Bradley, D., & McCauley, A. (2013). A Preliminary Deposit Model for Lithium-Cesium-Tantalum (LCT) Pegmatities. Washington: USGS.
Johnson, A. (1979). Pegmatite Deposits In The Black Hills Of South Dakota. Littleton: SME.
Munson, G., & Clarke, F. (1955). Mining and Concentrating Spodumene in the Black Hills of South Dakota. Littleton: SME.
Olympus Corporation. (2020). Olympus Portable X-ray Fluorescence (pXRF) and X-ray Diffraction (pXRD) for Lithium Exploration in Lithium-Caesium-Tantalum (LCT) Pegmatite Deposits. Tokyo.
Trueman, D., & Cerny, P. (1982). Exploration for Rare – Element Granitic Pegmatites. Mineralogical Association of Canada, 463-494.

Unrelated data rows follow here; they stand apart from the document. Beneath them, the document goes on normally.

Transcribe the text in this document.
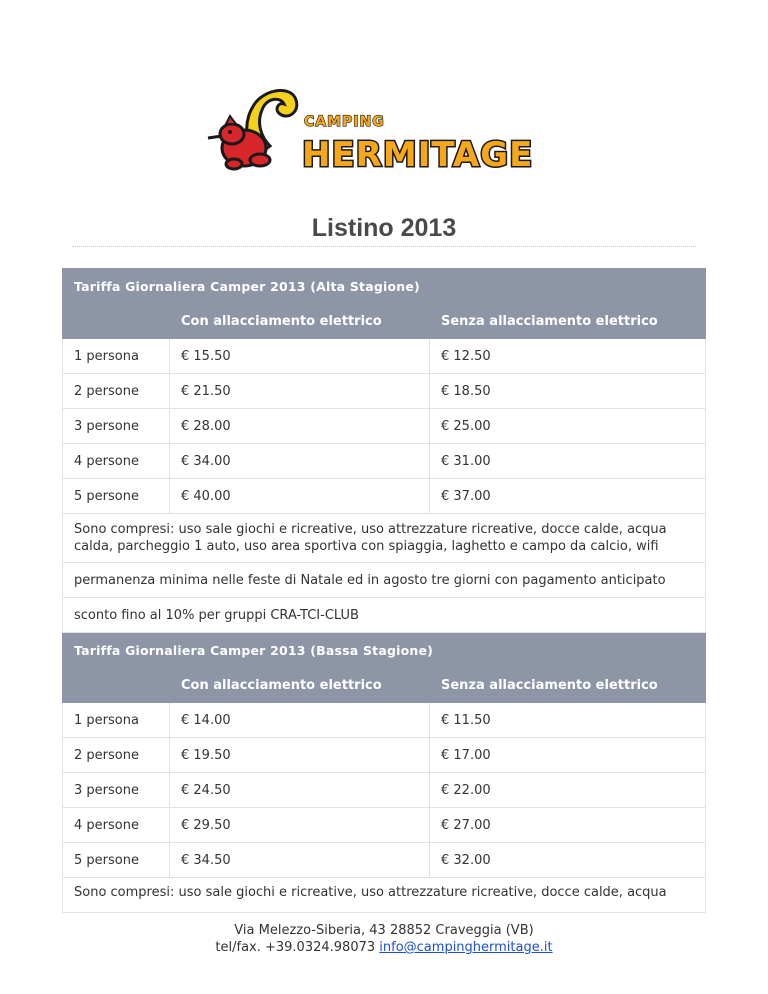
CAMPING
HERMITAGE
Listino 2013
Tariffa Giornaliera Camper 2013 (Alta Stagione)		
	Con allacciamento elettrico	Senza allacciamento elettrico
1 persona	€ 15.50	€ 12.50
2 persone	€ 21.50	€ 18.50
3 persone	€ 28.00	€ 25.00
4 persone	€ 34.00	€ 31.00
5 persone	€ 40.00	€ 37.00
Sono compresi: uso sale giochi e ricreative, uso attrezzature ricreative, docce calde, acqua calda, parcheggio 1 auto, uso area sportiva con spiaggia, laghetto e campo da calcio, wifi		
permanenza minima nelle feste di Natale ed in agosto tre giorni con pagamento anticipato		
sconto fino al 10% per gruppi CRA-TCI-CLUB		
Tariffa Giornaliera Camper 2013 (Bassa Stagione)		
	Con allacciamento elettrico	Senza allacciamento elettrico
1 persona	€ 14.00	€ 11.50
2 persone	€ 19.50	€ 17.00
3 persone	€ 24.50	€ 22.00
4 persone	€ 29.50	€ 27.00
5 persone	€ 34.50	€ 32.00
Sono compresi: uso sale giochi e ricreative, uso attrezzature ricreative, docce calde, acqua		
Via Melezzo-Siberia, 43 28852 Craveggia (VB)
tel/fax. +39.0324.98073 info@campinghermitage.it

Yongbao, G., Leon, B., Kan, L., Moushun, J., Yuegao, L., & Jiaxin, T. (2020, December 10). Newly Discovered Triassic Lithium Deposits in the Dahongliutan Area, NorthWest China: A Case Study for the Detection of Lithium-Bearing Pegmatite Deposits in Rugged Terrains Using Remote-Sensing Data and Images. Frontiers in Earth Science, Vol. VIII.